Cuba recebeu muita solidariedade. Fidel chama-lhe «a nossa dívida para com a humanidade». Estamos gratos e demonstramo-lo oferecendo o que temos. Hoje, os médicos e os professores cubanos estão em dezenas de países a combater flagelos, a colmatar carências e a ajudar as populações.
 
O cumprimento recente entre os presidentes de Cuba e dos EUA durante as cerimónias fúnebres de Nelson Mandela deixa antever uma alteração nas relações entre os dois países?
 
Terá de perguntar ao presidente Barack Obama. Eu não sei por que é que o fez.
O presidente Raúl Castro foi coerente com a nossa política de sempre de normalização das relações, baseadas no respeito mútuo, civilizadas entre nações independentes e soberanas. Os EUA mostram que não o pretendem. E não apenas em palavras hostis, mas em acções quotidianas de manutenção do bloqueio, de financiamento da contra-revolução. Investem milhões para criar uma oposição artificial que defende o retrocesso de Cuba. Promovem uma política concreta de perseguição económica, financeira e comercial.
Já nem nos EUA esta política goza de apoio.

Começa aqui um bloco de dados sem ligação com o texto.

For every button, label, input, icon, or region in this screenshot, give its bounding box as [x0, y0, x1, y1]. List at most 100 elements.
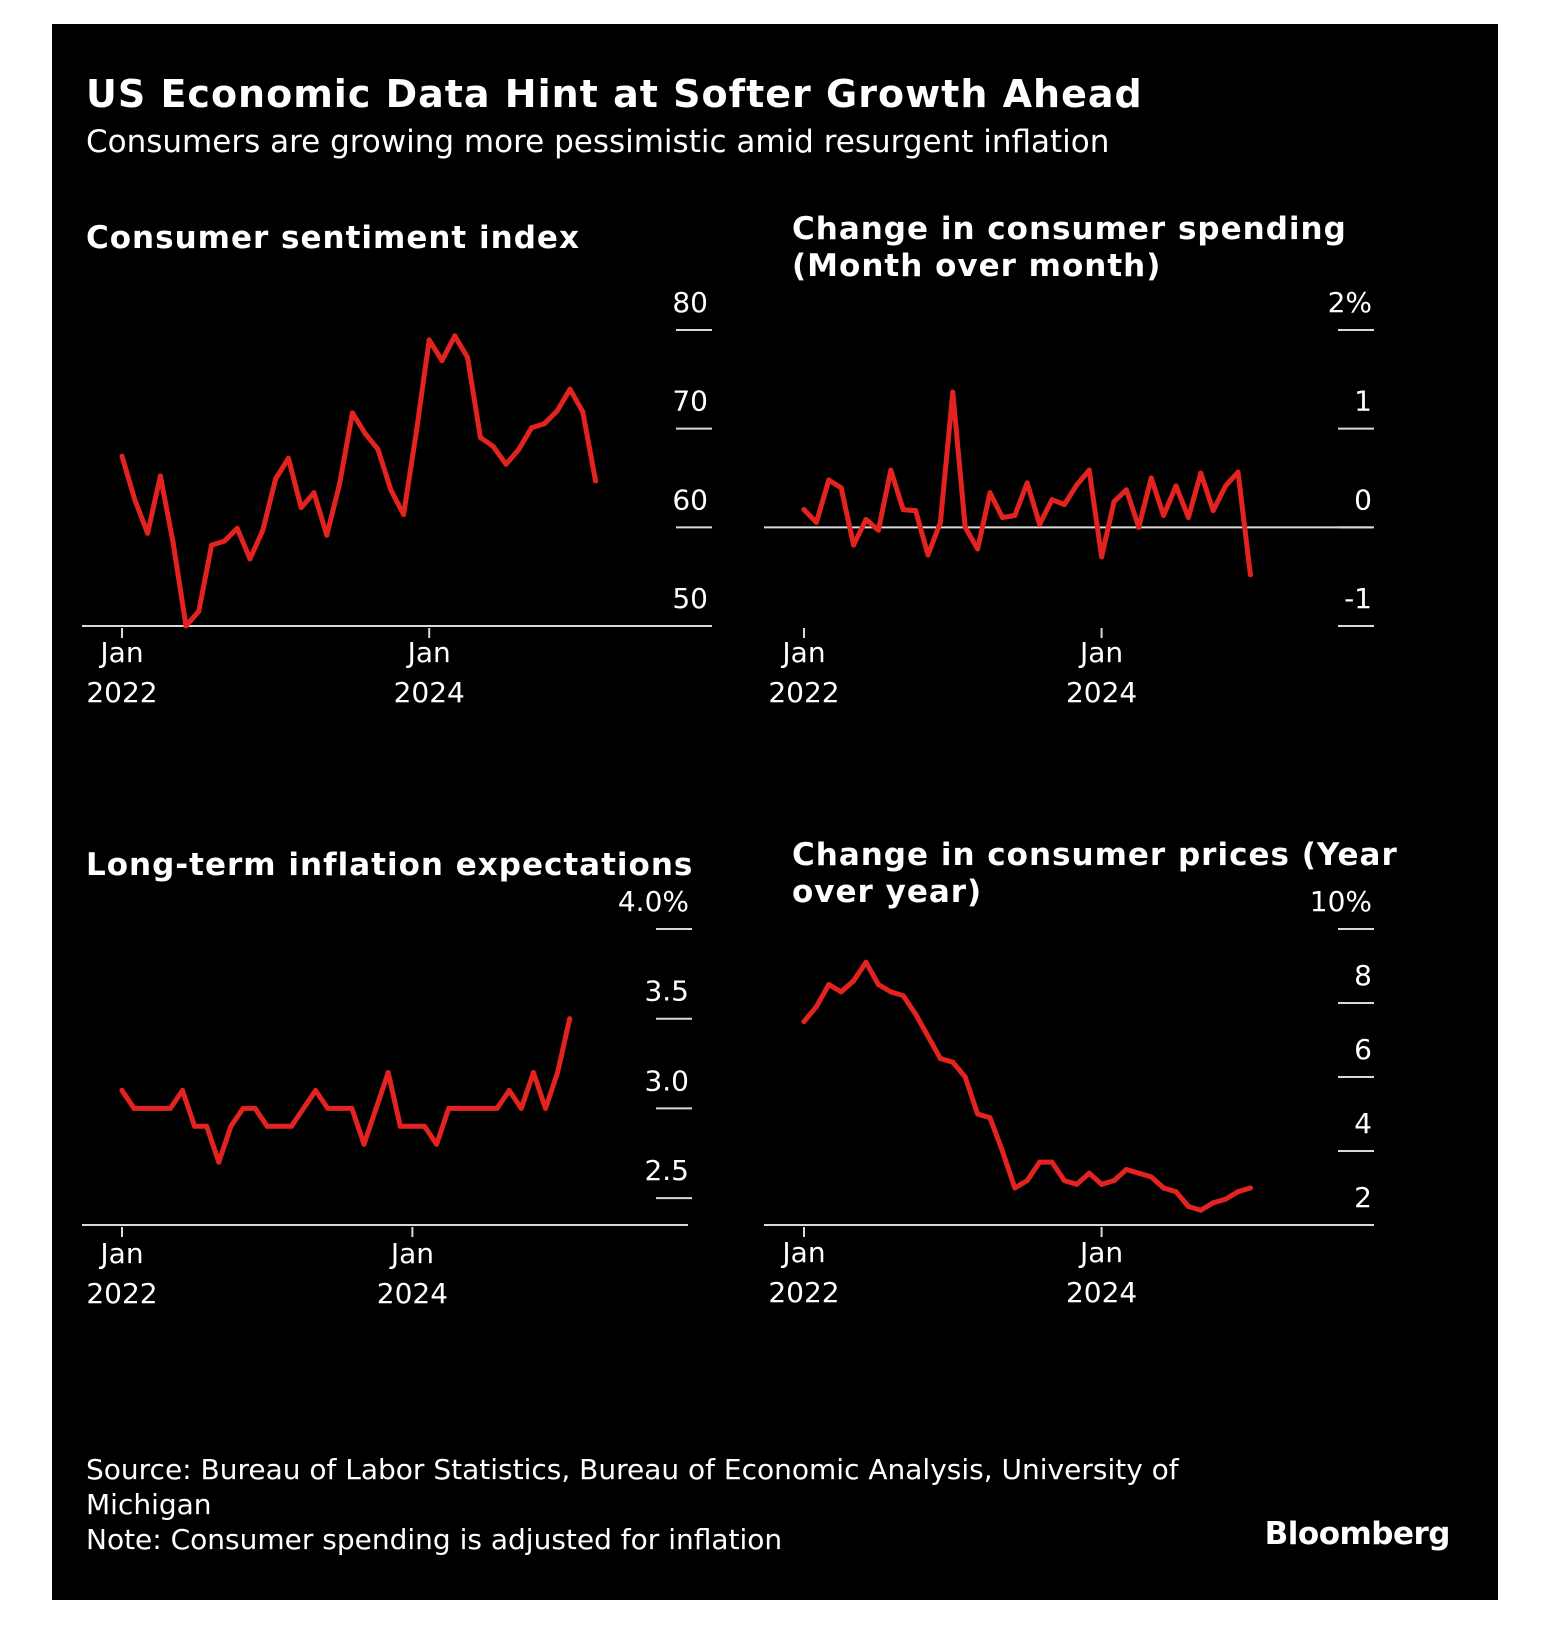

Trezentos mil emigrantes cubanos viajam todos os anos dos EUA até Cuba para visitarem as respectivas famílias, para fazerem férias. Sectores universitários, religiosos, económicos – nenhum está a favor do bloqueio.
É preciso portanto aguardar para saber se o cumprimento de Obama se tratou apenas de cortesia. Nós temos relações com 187 países. O bloqueio dos EUA recebe há vinte anos condenações esmagadoras nas Nações Unidas.
 
Mas há algumas condições para normalizar as relações?
 
Os EUA conhecem a nossa agenda porque já a apresentámos oficialmente em várias ocasiões: o fim do bloqueio, o regresso dos quatro patriotas cubanos antiterroristas e a reparação das vítimas do terrorismo contra Cuba, a devolução da Base de Guantánamo, a retirada de Cuba da arbitrária lista de países terroristas e o abandono da retórica do desrespeito pelos direitos humanos, negada por todos os indicadores internacionais e pela realidade. Em Cuba não se tortura, não há bandos armados que matam famílias inteiras ou alunos em escolas, não há sequer delitos violentos significativos associados à exclusão social.
Os EUA sabem que em todos os temas em que quiseram cooperar chegámos a acordo. Está em vigor um tratado migratório que funciona. Cuba reconhece o direito das pessoas a emigrarem e o direito a voltarem. Muitos pensaram que depois desta reforma assistir-se-ia ao êxodo massivo. Os EUA mantêm a política de «pés secos e pés molhados», que recebe de braços abertos quem atravessa 90 milhas para chegar à Florida, e dificulta a entrada a quem pede autorização. Isto é, estimulam a emigração ilegal, a qual não sucedeu. Muitos dos que viviam fora de Cuba estão até a regressar.